“If It Was a Snake” by Louis Jenkins

You’ve lost something, your car keys, or your watch
and you have searched for what seems like hours. But
then suddenly it appears, right there on the table, not
two feet away. “If it was a snake it would have bit you,”
Mother said. That’s what you remember, a phrase,
an old saying. My sister said, “Grandma told me,
‘Never wear horizontal stripes, they make you look
fat.’ That’s one of the few things I remember about
Grandma.” Or the words disappear and an image
remains. I was getting a lecture from my parents
about riding my tricycle all the way downtown. I don’t
remember anything they said. I remember looking
out the window, it was just dark, and a block away
a man wearing a white shirt and a tie passed under
the streetlight and vanished into the night. That’s all.
Out of a lifetime, a few words, a few pictures, and
everything you have lost is lurking there in the dark,
poised to strike.

“If It Was a Snake” by Louis Jenkins from Tin Flag. © Will o’ the Wisp Books, 2013.
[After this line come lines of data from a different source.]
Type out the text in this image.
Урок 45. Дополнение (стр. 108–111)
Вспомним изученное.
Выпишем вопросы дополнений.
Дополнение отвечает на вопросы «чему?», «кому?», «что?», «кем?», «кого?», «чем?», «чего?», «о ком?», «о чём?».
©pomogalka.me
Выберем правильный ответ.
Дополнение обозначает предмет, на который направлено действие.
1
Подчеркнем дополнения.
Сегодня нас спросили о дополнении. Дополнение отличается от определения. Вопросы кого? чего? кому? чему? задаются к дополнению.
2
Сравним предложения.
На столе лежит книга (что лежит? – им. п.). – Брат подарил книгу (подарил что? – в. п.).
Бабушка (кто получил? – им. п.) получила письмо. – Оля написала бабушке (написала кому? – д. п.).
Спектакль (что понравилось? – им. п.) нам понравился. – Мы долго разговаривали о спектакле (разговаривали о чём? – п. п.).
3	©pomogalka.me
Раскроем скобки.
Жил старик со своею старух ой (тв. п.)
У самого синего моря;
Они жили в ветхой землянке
3 thoughts on ““If It Was a Snake” by Louis Jenkins

  1. Jean

    Christy, this poem brings up so much for me. I’m often helping my ex find his glasses or car keys or wallet. It’s exasperating! He marvels at my ability to find things! haha But then just a day or so ago I needed my sunglasses against the glaring morning sun and some notebook I needed – couldn’t find either. Exemplified the adage of crazy looking same places again and again! Finally, there they were behind my chair. Whew. Then, I read your friend John’s essay re Baldwin and went to my bookshelf and looked through a set of his works selected by Toni Morrison and as I skimmed the pages realized how even his words have been lost or never found by me. So John says perhaps all we have are his words and maybe we don’t even have all of those. I have seen videos of him in conversation which I treasure. What a brilliant soul! I love the fantastic discourse here. I just must chime in with my 2c! ❤ Thank You!